Ruben Östlund filme avec brio la station de ski française des Arcs en Savoie, notamment lors de très belles scènes de nuit, en jouant avec la luminosité et en animant la station avec une sorte de ballet de chasses-neige sur fond de musique classique, pendant que des déclenchements préventifs d'avalanches résonnent dans la montagne. Comme le monde urbain et ses transports dans Play (2011), le film précédent de Ruben Östlund, l'environnement influence et guide les personnages. Alors que la jungle urbaine étouffait les jeunes de Play, les forces de la nature agissent ici sur le comportement des personnages de SNOW THERAPY. Avec ce film, la démarche du réalisateur est plus assurée que dans son long-métrage précédent, en prenant plus de libertés dans la bande son et avec un jeu entre différents registres, même si on y retrouve certains points communs, comme l'importance des plans fixes.
Le film est aussi drôle que touchant, avec des scènes tordantes et d'autres tragiques, notamment lors d'une scène où Tomas font en larme comme en enfant, après avoir simulé des pleurs plus "virils". Ebba, sa femme, est incapable de réagir face à un mari alors censé incarner la virilité, qui perd la face. Ce dernier, interprété par Johannes Bah Kuhnke, découvert chez nous dans le rôle de Rick dans la série Real humans (Äkta människor en suédois), est excellent dans le rôle ambigu et complexe du père. Lisa Loven Kongsli est tout aussi juste dans le rôle d'une femme plongée dans le doute.
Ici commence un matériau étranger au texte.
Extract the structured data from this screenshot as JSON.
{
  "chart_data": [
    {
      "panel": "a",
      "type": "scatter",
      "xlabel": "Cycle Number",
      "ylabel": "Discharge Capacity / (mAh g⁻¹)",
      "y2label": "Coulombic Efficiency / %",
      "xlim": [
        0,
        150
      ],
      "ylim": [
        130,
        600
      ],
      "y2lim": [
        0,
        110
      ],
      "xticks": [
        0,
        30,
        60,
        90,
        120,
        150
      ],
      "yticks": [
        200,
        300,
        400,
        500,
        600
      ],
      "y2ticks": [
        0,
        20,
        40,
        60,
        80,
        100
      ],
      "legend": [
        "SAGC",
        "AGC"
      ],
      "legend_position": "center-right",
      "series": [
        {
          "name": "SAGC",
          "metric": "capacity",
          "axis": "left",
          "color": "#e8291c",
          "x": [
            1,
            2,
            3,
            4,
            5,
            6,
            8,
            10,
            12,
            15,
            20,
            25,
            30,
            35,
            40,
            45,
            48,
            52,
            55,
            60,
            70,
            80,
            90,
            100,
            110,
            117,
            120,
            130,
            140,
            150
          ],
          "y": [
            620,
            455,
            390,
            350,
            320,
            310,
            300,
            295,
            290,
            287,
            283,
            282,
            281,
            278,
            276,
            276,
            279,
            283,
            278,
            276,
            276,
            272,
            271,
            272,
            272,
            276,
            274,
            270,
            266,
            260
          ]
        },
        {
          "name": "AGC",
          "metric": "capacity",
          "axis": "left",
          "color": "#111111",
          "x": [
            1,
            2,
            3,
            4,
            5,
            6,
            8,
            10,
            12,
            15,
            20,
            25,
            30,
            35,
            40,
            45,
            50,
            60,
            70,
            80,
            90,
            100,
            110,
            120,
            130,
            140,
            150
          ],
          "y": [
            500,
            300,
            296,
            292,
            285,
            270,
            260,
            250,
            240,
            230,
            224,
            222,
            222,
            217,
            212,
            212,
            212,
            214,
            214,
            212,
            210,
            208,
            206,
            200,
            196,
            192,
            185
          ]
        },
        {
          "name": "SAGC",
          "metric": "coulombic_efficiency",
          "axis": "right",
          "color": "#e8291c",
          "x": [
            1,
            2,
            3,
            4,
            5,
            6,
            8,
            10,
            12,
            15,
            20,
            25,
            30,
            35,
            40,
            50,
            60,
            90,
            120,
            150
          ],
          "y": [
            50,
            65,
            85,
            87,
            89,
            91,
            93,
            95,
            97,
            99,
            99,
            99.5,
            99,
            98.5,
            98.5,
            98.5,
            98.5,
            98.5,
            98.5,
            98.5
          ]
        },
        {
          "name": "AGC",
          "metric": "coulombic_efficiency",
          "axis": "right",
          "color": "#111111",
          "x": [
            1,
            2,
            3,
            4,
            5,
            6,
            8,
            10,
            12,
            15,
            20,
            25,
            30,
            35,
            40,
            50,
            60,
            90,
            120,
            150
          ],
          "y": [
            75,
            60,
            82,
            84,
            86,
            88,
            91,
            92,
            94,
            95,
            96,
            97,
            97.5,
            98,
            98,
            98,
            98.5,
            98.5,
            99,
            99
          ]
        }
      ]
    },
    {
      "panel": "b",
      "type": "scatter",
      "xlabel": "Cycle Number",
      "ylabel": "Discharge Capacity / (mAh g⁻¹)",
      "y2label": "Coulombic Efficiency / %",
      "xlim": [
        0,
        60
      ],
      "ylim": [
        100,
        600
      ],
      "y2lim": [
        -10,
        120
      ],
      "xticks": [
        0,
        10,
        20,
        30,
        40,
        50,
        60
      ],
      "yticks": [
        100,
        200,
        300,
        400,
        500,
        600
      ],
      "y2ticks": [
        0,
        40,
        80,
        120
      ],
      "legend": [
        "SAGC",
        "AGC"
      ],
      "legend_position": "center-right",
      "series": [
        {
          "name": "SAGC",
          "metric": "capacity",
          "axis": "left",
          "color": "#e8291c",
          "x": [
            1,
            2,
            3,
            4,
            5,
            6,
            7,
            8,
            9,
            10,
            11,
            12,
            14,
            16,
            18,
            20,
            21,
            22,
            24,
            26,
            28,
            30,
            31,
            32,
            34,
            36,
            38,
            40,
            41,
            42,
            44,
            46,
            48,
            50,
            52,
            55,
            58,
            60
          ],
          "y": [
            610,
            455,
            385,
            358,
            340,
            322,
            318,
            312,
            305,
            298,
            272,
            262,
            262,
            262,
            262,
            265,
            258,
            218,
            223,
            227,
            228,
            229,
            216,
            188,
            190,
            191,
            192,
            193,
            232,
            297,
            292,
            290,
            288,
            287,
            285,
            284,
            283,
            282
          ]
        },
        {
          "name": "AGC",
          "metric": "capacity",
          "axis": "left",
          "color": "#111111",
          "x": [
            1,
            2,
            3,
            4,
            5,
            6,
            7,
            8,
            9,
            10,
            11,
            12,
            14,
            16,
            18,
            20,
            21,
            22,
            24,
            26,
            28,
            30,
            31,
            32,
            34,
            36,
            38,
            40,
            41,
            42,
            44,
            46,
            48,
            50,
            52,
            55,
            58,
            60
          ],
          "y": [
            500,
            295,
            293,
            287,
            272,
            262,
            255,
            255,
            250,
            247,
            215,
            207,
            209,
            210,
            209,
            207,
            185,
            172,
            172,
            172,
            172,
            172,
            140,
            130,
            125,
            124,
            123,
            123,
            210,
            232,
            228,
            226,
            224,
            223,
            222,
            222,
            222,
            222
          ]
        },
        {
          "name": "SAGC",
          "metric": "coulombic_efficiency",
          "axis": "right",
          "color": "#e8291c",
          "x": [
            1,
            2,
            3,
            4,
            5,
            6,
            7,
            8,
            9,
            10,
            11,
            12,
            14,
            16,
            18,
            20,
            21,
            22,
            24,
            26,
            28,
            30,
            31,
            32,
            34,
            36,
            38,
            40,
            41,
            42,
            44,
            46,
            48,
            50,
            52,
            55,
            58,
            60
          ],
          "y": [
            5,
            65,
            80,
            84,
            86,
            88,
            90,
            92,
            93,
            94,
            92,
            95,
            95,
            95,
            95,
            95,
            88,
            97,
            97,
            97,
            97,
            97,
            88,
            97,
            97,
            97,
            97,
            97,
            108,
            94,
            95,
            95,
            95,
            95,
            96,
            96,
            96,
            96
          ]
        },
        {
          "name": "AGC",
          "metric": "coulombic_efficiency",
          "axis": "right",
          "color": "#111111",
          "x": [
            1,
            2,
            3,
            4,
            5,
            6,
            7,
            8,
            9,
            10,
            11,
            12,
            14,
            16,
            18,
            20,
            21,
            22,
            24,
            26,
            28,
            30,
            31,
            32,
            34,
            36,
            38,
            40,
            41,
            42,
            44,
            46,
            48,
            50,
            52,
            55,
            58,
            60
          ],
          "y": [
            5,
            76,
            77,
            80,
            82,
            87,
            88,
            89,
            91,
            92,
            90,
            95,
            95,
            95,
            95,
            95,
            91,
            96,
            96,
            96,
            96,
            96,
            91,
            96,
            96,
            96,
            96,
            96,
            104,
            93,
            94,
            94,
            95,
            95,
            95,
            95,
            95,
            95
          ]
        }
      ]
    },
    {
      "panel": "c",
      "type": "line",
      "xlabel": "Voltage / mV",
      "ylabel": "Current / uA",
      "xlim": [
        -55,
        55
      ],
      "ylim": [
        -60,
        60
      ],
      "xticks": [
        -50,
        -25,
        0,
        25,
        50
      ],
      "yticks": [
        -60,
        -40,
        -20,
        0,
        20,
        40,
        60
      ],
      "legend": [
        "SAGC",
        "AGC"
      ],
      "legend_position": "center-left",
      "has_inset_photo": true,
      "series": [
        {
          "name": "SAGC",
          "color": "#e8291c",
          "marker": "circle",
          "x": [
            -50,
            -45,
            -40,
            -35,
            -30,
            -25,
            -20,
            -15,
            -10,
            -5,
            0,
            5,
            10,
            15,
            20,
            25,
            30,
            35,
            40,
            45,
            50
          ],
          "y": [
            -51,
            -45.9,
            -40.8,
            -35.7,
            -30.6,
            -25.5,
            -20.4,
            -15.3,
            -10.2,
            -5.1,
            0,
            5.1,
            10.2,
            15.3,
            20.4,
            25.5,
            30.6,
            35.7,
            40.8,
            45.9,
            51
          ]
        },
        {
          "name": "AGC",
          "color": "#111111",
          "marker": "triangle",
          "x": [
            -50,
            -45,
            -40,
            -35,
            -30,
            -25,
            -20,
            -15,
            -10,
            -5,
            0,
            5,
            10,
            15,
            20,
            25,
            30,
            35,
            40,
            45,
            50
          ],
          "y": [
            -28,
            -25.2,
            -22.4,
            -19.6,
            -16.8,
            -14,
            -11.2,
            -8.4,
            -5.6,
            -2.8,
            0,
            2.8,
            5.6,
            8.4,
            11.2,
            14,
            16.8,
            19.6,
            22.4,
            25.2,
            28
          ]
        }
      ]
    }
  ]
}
Même si Östlund analyse les stéréotypes masculins et féminins à travers le portrait "bergmanien" d'un couple, il ne caricature pas pour autant chacun des personnages.
On regrette toutefois une fin qui manque quelque peu de subtilité, dans laquelle le metteur en scène cède à la facilité du retournement de situation et de la morale explicative qui contredisent le propos défendu plus tôt, pour en venir à la conclusion que tout le monde réagit égoïstement dans une situation de panique. Dans le souci de ne pas achever ses films là où un film américain s'achèverait, comme il le dit lui-même et comme c'était déjà le cas avec Play, Ruben Östlund fait malheureusement trop durer leur fin.
Mais il est si bon et si rare de pouvoir apprécier un film européen qui mêle avec autant de talent humour et tragédie, et qui propose une idée originale servie par un scénario solide et d'excellents dialogues écrits par le réalisateur, qu'il ne faudrait pas passer à côté d'une telle réussite.